Solenoid-type pulser actuators have also been used to actuate the main pulser valve, however, there are many problems with such a system. The use of a spring to bias the solenoid requires the actuator (servo) valve to overcome the force of the spring (about 6 pounds) and of the mud prior to actuating the main valve. A typical solenoid driven actuator valve is capable of exerting only 11 pounds of pressure, leaving only 5 pounds of pressure to actuate the pulser assembly. Under drilling conditions requiring higher than normal mud flow, the limited pressures exerted by the solenoid may be unable to overcome both the pressure of the return spring and the increased pressure of the flowing mud, resulting in a failure to open the servo-valve, resulting in the main valve remaining in a position in which mud flow is not restricted, and therefore failing to communicate useful information to the surface.
A further problem with the use of a solenoid to actuate the pulser assembly is the limited speed of response and recovery that is typical of solenoid systems. Following application of a current to a solenoid, there is a recovery period during which the magnetic field decays to a point at which it can be overcome by the force of the solenoid's own return spring to close the servo-valve. This delay results in a maximum data rate (pulse width) of approximately 0.8 seconds/pulse, limiting the application of the technology.
Moreover, the linear alignment of the solenoid must be exactly tuned (i.e. the magnetic shaft must be precisely positioned within the coil) in order to keep the actuator's power characteristics within a reliable operating range. Therefore, inclusion of a solenoid within the tool adds complexity to the process of assembling and repairing the pulser actuator, and impairs the overall operability and reliability of the system.
Existing tools are also prone to jamming due to accumulation of debris, reducing the range of motion of the pilot valve. Particularly when combined with conditions of high mud flow, the power of the solenoid is unable to clear the jam, and the tool is rendered non-functional. The tool must then be brought to the surface for service.
Stepper motors have been used in mud pulsing systems, specifically, in negative pulse systems (see for example U.S. Pat. No. 5,115,415). The use of a stepper motor to directly control the main pulse valve, however, requires a large amount of electrical power, possibly requiring a turbine generator to supply adequate power to operate the system for any length of time downhole.
Repair of previous pulsers has been an as yet unresolved difficulty. Typically, the entire tool has been contained within one housing, making access and replacement of small parts difficult and time-consuming. Furthermore, a bellows seal within the servo-poppet has typically been the only barrier between the mud flowing past the pilot valve's poppet and the pressurized oil contained within the servo-valve actuating tool, which is required to equalize the hydrostatic pressure of the downhole mud with the tool's internal spaces. Therefore, in order to dissemble the tool for repair, the bellows seal had to be removed, causing the integrity of the pressurized oil chamber to be lost at each repair.

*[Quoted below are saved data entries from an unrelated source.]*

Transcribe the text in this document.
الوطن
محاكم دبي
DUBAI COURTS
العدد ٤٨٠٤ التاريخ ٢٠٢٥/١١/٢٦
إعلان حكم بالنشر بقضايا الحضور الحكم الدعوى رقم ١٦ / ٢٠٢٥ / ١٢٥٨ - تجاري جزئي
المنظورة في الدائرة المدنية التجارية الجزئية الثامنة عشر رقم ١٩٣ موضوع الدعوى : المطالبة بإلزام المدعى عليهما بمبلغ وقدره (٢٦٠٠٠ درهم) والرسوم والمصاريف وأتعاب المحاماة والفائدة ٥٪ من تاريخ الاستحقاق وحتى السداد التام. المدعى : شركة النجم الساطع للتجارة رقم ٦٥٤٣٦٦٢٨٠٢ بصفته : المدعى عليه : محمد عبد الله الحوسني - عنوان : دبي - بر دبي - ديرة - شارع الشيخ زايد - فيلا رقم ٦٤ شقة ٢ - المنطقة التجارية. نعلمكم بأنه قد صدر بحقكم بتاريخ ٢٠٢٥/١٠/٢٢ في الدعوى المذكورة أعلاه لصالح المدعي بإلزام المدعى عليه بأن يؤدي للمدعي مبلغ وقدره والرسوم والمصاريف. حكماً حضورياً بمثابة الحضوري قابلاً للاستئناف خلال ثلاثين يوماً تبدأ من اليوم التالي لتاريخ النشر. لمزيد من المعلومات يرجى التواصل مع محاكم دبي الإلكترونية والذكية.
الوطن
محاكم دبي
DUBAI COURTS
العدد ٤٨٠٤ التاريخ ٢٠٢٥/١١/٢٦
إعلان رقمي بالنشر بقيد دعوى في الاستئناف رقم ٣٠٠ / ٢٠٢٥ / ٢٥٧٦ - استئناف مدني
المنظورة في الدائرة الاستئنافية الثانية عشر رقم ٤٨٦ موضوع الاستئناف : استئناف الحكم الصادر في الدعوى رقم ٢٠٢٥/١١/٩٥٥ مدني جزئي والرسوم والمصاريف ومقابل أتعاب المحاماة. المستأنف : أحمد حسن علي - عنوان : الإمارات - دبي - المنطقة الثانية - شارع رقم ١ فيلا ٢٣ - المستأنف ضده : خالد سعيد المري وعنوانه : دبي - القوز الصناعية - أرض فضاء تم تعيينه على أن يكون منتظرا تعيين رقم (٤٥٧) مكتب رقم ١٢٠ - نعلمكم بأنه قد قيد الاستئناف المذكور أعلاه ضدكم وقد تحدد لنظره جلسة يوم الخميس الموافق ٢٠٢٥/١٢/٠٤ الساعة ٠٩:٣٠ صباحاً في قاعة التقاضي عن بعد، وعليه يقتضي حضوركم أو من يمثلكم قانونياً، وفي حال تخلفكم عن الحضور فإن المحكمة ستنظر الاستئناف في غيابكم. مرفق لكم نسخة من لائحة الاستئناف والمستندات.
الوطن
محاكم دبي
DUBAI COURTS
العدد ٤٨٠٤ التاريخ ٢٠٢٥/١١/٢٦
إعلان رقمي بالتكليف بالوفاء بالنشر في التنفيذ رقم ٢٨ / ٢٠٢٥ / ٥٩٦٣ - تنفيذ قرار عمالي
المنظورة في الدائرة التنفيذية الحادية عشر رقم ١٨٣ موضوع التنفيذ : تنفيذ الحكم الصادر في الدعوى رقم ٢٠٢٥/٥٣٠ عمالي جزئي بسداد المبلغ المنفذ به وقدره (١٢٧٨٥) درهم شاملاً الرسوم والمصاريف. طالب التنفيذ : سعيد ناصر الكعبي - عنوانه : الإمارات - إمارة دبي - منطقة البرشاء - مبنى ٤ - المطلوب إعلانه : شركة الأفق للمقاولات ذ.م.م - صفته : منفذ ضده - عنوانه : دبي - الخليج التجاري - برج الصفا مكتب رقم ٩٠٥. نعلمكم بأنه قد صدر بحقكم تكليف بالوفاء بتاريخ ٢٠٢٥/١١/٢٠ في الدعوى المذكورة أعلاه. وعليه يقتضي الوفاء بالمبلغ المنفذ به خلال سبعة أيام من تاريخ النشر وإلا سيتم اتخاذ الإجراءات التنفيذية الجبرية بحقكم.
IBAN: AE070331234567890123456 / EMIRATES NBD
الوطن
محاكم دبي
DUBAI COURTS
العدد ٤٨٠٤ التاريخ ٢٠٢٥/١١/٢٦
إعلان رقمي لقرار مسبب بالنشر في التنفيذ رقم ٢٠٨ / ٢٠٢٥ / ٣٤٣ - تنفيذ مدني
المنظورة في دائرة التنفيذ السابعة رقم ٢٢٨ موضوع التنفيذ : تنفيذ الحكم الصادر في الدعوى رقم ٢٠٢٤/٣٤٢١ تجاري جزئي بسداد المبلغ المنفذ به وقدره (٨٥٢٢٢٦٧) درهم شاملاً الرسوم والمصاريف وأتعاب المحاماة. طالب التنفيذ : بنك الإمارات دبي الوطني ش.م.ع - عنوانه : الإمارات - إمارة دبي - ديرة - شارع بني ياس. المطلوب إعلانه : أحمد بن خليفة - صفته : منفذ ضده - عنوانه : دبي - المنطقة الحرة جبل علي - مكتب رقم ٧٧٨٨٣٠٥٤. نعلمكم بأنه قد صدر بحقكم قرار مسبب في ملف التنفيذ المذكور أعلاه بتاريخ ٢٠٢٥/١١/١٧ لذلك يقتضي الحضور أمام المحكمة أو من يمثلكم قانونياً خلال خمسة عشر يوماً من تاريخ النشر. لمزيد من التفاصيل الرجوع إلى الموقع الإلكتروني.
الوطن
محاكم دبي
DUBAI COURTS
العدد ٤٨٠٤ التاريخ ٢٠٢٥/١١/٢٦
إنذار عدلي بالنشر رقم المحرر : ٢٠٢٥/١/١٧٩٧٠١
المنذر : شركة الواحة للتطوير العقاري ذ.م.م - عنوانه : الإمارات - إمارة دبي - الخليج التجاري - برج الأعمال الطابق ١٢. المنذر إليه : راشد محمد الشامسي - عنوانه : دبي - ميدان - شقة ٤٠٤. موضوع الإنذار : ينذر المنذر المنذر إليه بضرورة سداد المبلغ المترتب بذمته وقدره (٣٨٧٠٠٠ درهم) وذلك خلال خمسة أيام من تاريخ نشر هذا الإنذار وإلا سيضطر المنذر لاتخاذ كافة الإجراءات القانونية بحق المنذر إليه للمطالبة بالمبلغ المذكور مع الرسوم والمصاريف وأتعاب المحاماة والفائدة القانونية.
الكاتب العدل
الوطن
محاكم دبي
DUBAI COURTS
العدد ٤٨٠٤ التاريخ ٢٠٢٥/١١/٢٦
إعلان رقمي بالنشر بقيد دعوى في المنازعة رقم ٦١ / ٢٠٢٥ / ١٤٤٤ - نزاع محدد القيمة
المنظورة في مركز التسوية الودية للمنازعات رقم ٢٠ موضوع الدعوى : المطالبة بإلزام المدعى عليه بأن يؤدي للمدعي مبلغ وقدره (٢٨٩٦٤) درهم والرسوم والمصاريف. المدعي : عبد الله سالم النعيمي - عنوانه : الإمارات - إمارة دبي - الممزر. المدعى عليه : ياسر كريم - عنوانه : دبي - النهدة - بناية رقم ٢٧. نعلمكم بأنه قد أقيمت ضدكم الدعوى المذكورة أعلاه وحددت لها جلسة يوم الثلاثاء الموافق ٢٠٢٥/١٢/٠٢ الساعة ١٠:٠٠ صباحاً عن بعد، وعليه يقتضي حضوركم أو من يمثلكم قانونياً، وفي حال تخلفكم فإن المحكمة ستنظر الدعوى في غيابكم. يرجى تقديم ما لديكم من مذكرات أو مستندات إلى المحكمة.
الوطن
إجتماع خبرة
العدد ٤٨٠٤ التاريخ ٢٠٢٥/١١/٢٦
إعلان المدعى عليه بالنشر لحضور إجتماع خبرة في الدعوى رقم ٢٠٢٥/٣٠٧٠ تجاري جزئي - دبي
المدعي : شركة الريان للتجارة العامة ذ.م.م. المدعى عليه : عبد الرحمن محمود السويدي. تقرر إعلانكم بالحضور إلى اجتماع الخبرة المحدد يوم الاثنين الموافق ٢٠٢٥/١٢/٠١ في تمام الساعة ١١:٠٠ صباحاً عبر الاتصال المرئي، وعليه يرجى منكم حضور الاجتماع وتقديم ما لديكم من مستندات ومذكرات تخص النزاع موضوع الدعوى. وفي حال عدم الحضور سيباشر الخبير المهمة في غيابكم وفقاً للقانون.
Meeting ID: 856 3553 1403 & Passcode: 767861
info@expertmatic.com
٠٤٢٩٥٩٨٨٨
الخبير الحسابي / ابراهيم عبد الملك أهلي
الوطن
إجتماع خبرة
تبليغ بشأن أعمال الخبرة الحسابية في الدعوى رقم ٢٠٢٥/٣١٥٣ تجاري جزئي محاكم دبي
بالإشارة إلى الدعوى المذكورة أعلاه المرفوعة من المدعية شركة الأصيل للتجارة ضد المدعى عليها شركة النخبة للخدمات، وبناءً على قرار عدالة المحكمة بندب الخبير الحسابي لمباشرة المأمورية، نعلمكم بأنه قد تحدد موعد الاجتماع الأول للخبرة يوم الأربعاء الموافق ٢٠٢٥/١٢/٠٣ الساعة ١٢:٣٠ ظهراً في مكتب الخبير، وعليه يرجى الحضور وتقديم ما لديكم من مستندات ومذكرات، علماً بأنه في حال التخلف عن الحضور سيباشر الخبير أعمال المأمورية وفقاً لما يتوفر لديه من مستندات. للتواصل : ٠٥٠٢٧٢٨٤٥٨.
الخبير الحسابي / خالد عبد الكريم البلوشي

Furthermore, a key area of failure of MWD pulser drivers has been the failure of the bellows seal around the servo-valve activating shaft, which separates the drilling mud from the internal oil. In existing systems, the addition of a second seal is not feasible, particularly in servo-drivers in which the servo-valve is closed by a spring due to the limited force which may be exerted by the spring, which is in turn limited by the available force of the solenoid, and cannot overcome the friction or drag of an additional static/dynamic linear seal.
It remains desirable within the art to provide a pulse generator that has an energy efficiency sufficient to operate reliably and to adapt to a variety of hostile downhole conditions, has reduced susceptibility to jamming by debris, and is simpler to repair than previous systems.
It is an object of the present invention to obviate or mitigate at least one disadvantage of previous mud pulsers and pulse generators.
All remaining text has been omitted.